The functionality (real-time) you want is already in the terrain system in Unity. A user can blend textures, and there are a ton of shaders and tools on the asset store that provide this functionality. Substance also provides this - in Unity as a substance material. I believe shaders are the answer here.
What are you trying to accomplish? A real time blending solution for a tree trunk that will allow players to progressively grow moss up the side of the tree?
Well I’m not sure how to make it any clearer. The example above is all I need solving. I don’t need to overcomplicate it with any exact examples of how I will use it. If I import an fbx with a mesh with 2 material IDs there will be a solid line separating the 2 as showing in diagram A. I need there to be a blended line as shown in B.
I’m not using unity terrain because I’m using imported meshes and because I want to use the shader listed above it seems to me the shader I’m using is limited by its own features.
If you think that I could use a splat painter or unity vertex painter in conjunction with the UV free triplanar shader then that would solve my problem but from looking at those they seem to require their own shaders or custom version of their own shaders. I might be wrong but thats why I’m here looking for help.
By the way, the main reason I want to use the UV free triplanar shader is because i need it to map the UVs globally. The triplanar feature is just a bonus.
If you want to blend between two materials in Unity you must use a single actual material with a custom shader that does the blending for you, using something like a splat map or vertex colors to mask the area each “material” will appear.
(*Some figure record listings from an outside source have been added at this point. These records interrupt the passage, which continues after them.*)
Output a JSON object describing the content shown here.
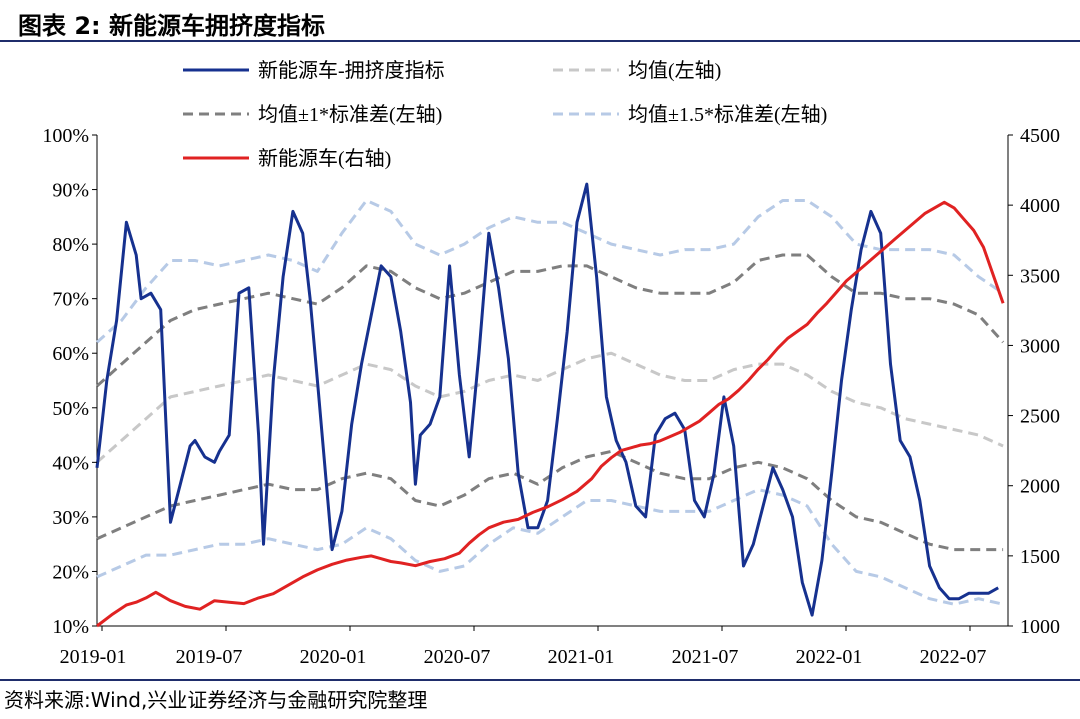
{
  "figure": {
    "title": "图表 2:  新能源车拥挤度指标",
    "source": "资料来源:Wind,兴业证券经济与金融研究院整理"
  },
  "colors": {
    "crowd": "#16318f",
    "mean": "#c8c8c8",
    "band1": "#7f7f7f",
    "band15": "#b7cae6",
    "nev": "#e02222"
  },
  "chart_data": {
    "type": "line",
    "xlabel": "",
    "ylabel_left": "",
    "ylabel_right": "",
    "x_ticks": [
      "2019-01",
      "2019-07",
      "2020-01",
      "2020-07",
      "2021-01",
      "2021-07",
      "2022-01",
      "2022-07"
    ],
    "x_range": [
      2019.0,
      2022.72
    ],
    "y_left": {
      "range": [
        10,
        100
      ],
      "ticks": [
        "10%",
        "20%",
        "30%",
        "40%",
        "50%",
        "60%",
        "70%",
        "80%",
        "90%",
        "100%"
      ],
      "unit": "%"
    },
    "y_right": {
      "range": [
        1000,
        4500
      ],
      "ticks": [
        "1000",
        "1500",
        "2000",
        "2500",
        "3000",
        "3500",
        "4000",
        "4500"
      ]
    },
    "legend": [
      {
        "label": "新能源车-拥挤度指标",
        "style": "solid",
        "color_key": "crowd"
      },
      {
        "label": "均值(左轴)",
        "style": "dashed",
        "color_key": "mean"
      },
      {
        "label": "均值±1*标准差(左轴)",
        "style": "dashed",
        "color_key": "band1"
      },
      {
        "label": "均值±1.5*标准差(左轴)",
        "style": "dashed",
        "color_key": "band15"
      },
      {
        "label": "新能源车(右轴)",
        "style": "solid",
        "color_key": "nev"
      }
    ],
    "series": [
      {
        "name": "新能源车-拥挤度指标",
        "axis": "left",
        "color_key": "crowd",
        "x": [
          2019.0,
          2019.04,
          2019.08,
          2019.12,
          2019.16,
          2019.18,
          2019.22,
          2019.26,
          2019.3,
          2019.34,
          2019.38,
          2019.4,
          2019.44,
          2019.48,
          2019.5,
          2019.54,
          2019.58,
          2019.62,
          2019.66,
          2019.68,
          2019.72,
          2019.76,
          2019.8,
          2019.84,
          2019.87,
          2019.9,
          2019.96,
          2020.0,
          2020.04,
          2020.08,
          2020.12,
          2020.16,
          2020.2,
          2020.24,
          2020.28,
          2020.3,
          2020.32,
          2020.36,
          2020.4,
          2020.44,
          2020.48,
          2020.52,
          2020.56,
          2020.6,
          2020.64,
          2020.68,
          2020.72,
          2020.76,
          2020.8,
          2020.84,
          2020.88,
          2020.92,
          2020.96,
          2021.0,
          2021.04,
          2021.08,
          2021.12,
          2021.16,
          2021.2,
          2021.24,
          2021.28,
          2021.32,
          2021.36,
          2021.4,
          2021.44,
          2021.48,
          2021.52,
          2021.56,
          2021.6,
          2021.64,
          2021.68,
          2021.72,
          2021.76,
          2021.8,
          2021.84,
          2021.88,
          2021.92,
          2021.96,
          2022.0,
          2022.04,
          2022.08,
          2022.12,
          2022.16,
          2022.2,
          2022.24,
          2022.28,
          2022.32,
          2022.36,
          2022.4,
          2022.44,
          2022.48,
          2022.52,
          2022.56,
          2022.6,
          2022.64,
          2022.68
        ],
        "values": [
          39,
          55,
          66,
          84,
          78,
          70,
          71,
          68,
          29,
          36,
          43,
          44,
          41,
          40,
          42,
          45,
          71,
          72,
          45,
          25,
          55,
          74,
          86,
          82,
          70,
          55,
          24,
          31,
          47,
          58,
          67,
          76,
          74,
          64,
          51,
          36,
          45,
          47,
          52,
          76,
          56,
          41,
          60,
          82,
          72,
          59,
          38,
          28,
          28,
          33,
          48,
          64,
          84,
          91,
          74,
          52,
          44,
          40,
          32,
          30,
          45,
          48,
          49,
          46,
          33,
          30,
          38,
          52,
          43,
          21,
          25,
          32,
          39,
          35,
          30,
          18,
          12,
          22,
          38,
          55,
          68,
          79,
          86,
          82,
          58,
          44,
          41,
          33,
          21,
          17,
          15,
          15,
          16,
          16,
          16,
          17
        ]
      },
      {
        "name": "均值(左轴)",
        "axis": "left",
        "color_key": "mean",
        "x": [
          2019.0,
          2019.1,
          2019.2,
          2019.3,
          2019.4,
          2019.5,
          2019.6,
          2019.7,
          2019.8,
          2019.9,
          2020.0,
          2020.1,
          2020.2,
          2020.3,
          2020.4,
          2020.5,
          2020.6,
          2020.7,
          2020.8,
          2020.9,
          2021.0,
          2021.1,
          2021.2,
          2021.3,
          2021.4,
          2021.5,
          2021.6,
          2021.7,
          2021.8,
          2021.9,
          2022.0,
          2022.1,
          2022.2,
          2022.3,
          2022.4,
          2022.5,
          2022.6,
          2022.7
        ],
        "values": [
          40,
          44,
          48,
          52,
          53,
          54,
          55,
          56,
          55,
          54,
          56,
          58,
          57,
          54,
          52,
          53,
          55,
          56,
          55,
          57,
          59,
          60,
          58,
          56,
          55,
          55,
          57,
          58,
          58,
          56,
          53,
          51,
          50,
          48,
          47,
          46,
          45,
          43
        ]
      },
      {
        "name": "均值+1*标准差(左轴)",
        "axis": "left",
        "color_key": "band1",
        "x": [
          2019.0,
          2019.1,
          2019.2,
          2019.3,
          2019.4,
          2019.5,
          2019.6,
          2019.7,
          2019.8,
          2019.9,
          2020.0,
          2020.1,
          2020.2,
          2020.3,
          2020.4,
          2020.5,
          2020.6,
          2020.7,
          2020.8,
          2020.9,
          2021.0,
          2021.1,
          2021.2,
          2021.3,
          2021.4,
          2021.5,
          2021.6,
          2021.7,
          2021.8,
          2021.9,
          2022.0,
          2022.1,
          2022.2,
          2022.3,
          2022.4,
          2022.5,
          2022.6,
          2022.7
        ],
        "values": [
          54,
          58,
          62,
          66,
          68,
          69,
          70,
          71,
          70,
          69,
          72,
          76,
          75,
          72,
          70,
          71,
          73,
          75,
          75,
          76,
          76,
          74,
          72,
          71,
          71,
          71,
          73,
          77,
          78,
          78,
          74,
          71,
          71,
          70,
          70,
          69,
          67,
          62
        ]
      },
      {
        "name": "均值-1*标准差(左轴)",
        "axis": "left",
        "color_key": "band1",
        "x": [
          2019.0,
          2019.1,
          2019.2,
          2019.3,
          2019.4,
          2019.5,
          2019.6,
          2019.7,
          2019.8,
          2019.9,
          2020.0,
          2020.1,
          2020.2,
          2020.3,
          2020.4,
          2020.5,
          2020.6,
          2020.7,
          2020.8,
          2020.9,
          2021.0,
          2021.1,
          2021.2,
          2021.3,
          2021.4,
          2021.5,
          2021.6,
          2021.7,
          2021.8,
          2021.9,
          2022.0,
          2022.1,
          2022.2,
          2022.3,
          2022.4,
          2022.5,
          2022.6,
          2022.7
        ],
        "values": [
          26,
          28,
          30,
          32,
          33,
          34,
          35,
          36,
          35,
          35,
          37,
          38,
          37,
          33,
          32,
          34,
          37,
          38,
          36,
          39,
          41,
          42,
          40,
          38,
          37,
          37,
          39,
          40,
          39,
          37,
          33,
          30,
          29,
          27,
          25,
          24,
          24,
          24
        ]
      },
      {
        "name": "均值+1.5*标准差(左轴)",
        "axis": "left",
        "color_key": "band15",
        "x": [
          2019.0,
          2019.1,
          2019.2,
          2019.3,
          2019.4,
          2019.5,
          2019.6,
          2019.7,
          2019.8,
          2019.9,
          2020.0,
          2020.1,
          2020.2,
          2020.3,
          2020.4,
          2020.5,
          2020.6,
          2020.7,
          2020.8,
          2020.9,
          2021.0,
          2021.1,
          2021.2,
          2021.3,
          2021.4,
          2021.5,
          2021.6,
          2021.7,
          2021.8,
          2021.9,
          2022.0,
          2022.1,
          2022.2,
          2022.3,
          2022.4,
          2022.5,
          2022.6,
          2022.7
        ],
        "values": [
          62,
          66,
          72,
          77,
          77,
          76,
          77,
          78,
          77,
          75,
          82,
          88,
          86,
          80,
          78,
          80,
          83,
          85,
          84,
          84,
          82,
          80,
          79,
          78,
          79,
          79,
          80,
          85,
          88,
          88,
          85,
          80,
          79,
          79,
          79,
          78,
          74,
          71
        ]
      },
      {
        "name": "均值-1.5*标准差(左轴)",
        "axis": "left",
        "color_key": "band15",
        "x": [
          2019.0,
          2019.1,
          2019.2,
          2019.3,
          2019.4,
          2019.5,
          2019.6,
          2019.7,
          2019.8,
          2019.9,
          2020.0,
          2020.1,
          2020.2,
          2020.3,
          2020.4,
          2020.5,
          2020.6,
          2020.7,
          2020.8,
          2020.9,
          2021.0,
          2021.1,
          2021.2,
          2021.3,
          2021.4,
          2021.5,
          2021.6,
          2021.7,
          2021.8,
          2021.9,
          2022.0,
          2022.1,
          2022.2,
          2022.3,
          2022.4,
          2022.5,
          2022.6,
          2022.7
        ],
        "values": [
          19,
          21,
          23,
          23,
          24,
          25,
          25,
          26,
          25,
          24,
          25,
          28,
          26,
          22,
          20,
          21,
          25,
          28,
          27,
          30,
          33,
          33,
          32,
          31,
          31,
          31,
          33,
          35,
          34,
          32,
          25,
          20,
          19,
          17,
          15,
          14,
          15,
          14
        ]
      },
      {
        "name": "新能源车(右轴)",
        "axis": "right",
        "color_key": "nev",
        "x": [
          2019.0,
          2019.06,
          2019.12,
          2019.16,
          2019.2,
          2019.24,
          2019.3,
          2019.36,
          2019.42,
          2019.48,
          2019.54,
          2019.6,
          2019.66,
          2019.72,
          2019.78,
          2019.84,
          2019.9,
          2019.96,
          2020.02,
          2020.08,
          2020.12,
          2020.16,
          2020.2,
          2020.24,
          2020.3,
          2020.36,
          2020.42,
          2020.48,
          2020.52,
          2020.56,
          2020.6,
          2020.66,
          2020.72,
          2020.78,
          2020.84,
          2020.9,
          2020.96,
          2021.02,
          2021.06,
          2021.1,
          2021.14,
          2021.18,
          2021.22,
          2021.26,
          2021.3,
          2021.34,
          2021.38,
          2021.42,
          2021.46,
          2021.5,
          2021.54,
          2021.58,
          2021.62,
          2021.66,
          2021.7,
          2021.74,
          2021.78,
          2021.82,
          2021.86,
          2021.9,
          2021.94,
          2021.98,
          2022.02,
          2022.06,
          2022.1,
          2022.14,
          2022.18,
          2022.22,
          2022.26,
          2022.3,
          2022.34,
          2022.38,
          2022.42,
          2022.46,
          2022.5,
          2022.54,
          2022.58,
          2022.62,
          2022.66,
          2022.7
        ],
        "values": [
          1000,
          1080,
          1150,
          1170,
          1200,
          1240,
          1180,
          1140,
          1120,
          1180,
          1170,
          1160,
          1200,
          1230,
          1290,
          1350,
          1400,
          1440,
          1470,
          1490,
          1500,
          1480,
          1460,
          1450,
          1430,
          1460,
          1480,
          1520,
          1590,
          1650,
          1700,
          1740,
          1760,
          1810,
          1850,
          1900,
          1960,
          2050,
          2140,
          2200,
          2250,
          2270,
          2290,
          2300,
          2320,
          2350,
          2380,
          2420,
          2460,
          2520,
          2580,
          2620,
          2680,
          2750,
          2830,
          2900,
          2980,
          3050,
          3100,
          3150,
          3230,
          3300,
          3380,
          3460,
          3520,
          3580,
          3640,
          3700,
          3760,
          3820,
          3880,
          3940,
          3980,
          4020,
          3980,
          3900,
          3820,
          3700,
          3500,
          3300
        ]
      }
    ]
  }
}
Triplanar shaders are actually kind of the same concept, they blend between 3 “materials” by the surface normal.
In this case really the “materials” your blending between are just a set of textures within a single material.
I think that is pretty much a brilliant explanation of how I assumed it worked. So was I correct when i said that the UV free triplanar shader I linked above would not work together with… well… for example this vertex painter youve linked here? If so can you see any way around it?
I just had a look at the tutorial video and I have to say this is an incredibly awesome tool. I could probably get away with not even using the the UV free triplanar shader if it were not for one thing I’m unsure about.
It was primarily the UV free aspect of that that I needed. I suppose this is what theAnimator2b was trying to find out but I will have several prefab meshes that need to slot together in runtime and tile seamlessly this is why I need some form of global uv mapping within unity and the UV free triplanar shader I was looking at seems to be the only way I could see of doing that.
I’m embarassed to say I’m failing at the 1st hurdle too… how do I install your VertexPaint? I looked around for something in the readme but I couldn’t see anything.
“UV-free” or world space triplanar shaders are fairly common. Jason Booth (the author of that VertexPaint I linked to) has his paid asset MegaSplat which is basically VertexPaint on steroids. I’m pretty sure there are other assets out there that can do vertex painting of world space triplanar textures too, but most just do a single texture, or texture by direction (top, sides, bottom) unless it’s for terrain where it’s much more common. Depending on what you’re doing MegaSplat might be overkill or perfect for your needs.
I suppose what I’m trying to understand is… Can I use this UV Free triplanar shader: https://www.assetstore.unity3d.com/en/#!/content/23425
with Jason Booth’s vertex painter?
Megasplat does seem like overkill although I did read that it has “Projected UVs” under additional shader effects, which sounds like what i might be looking for.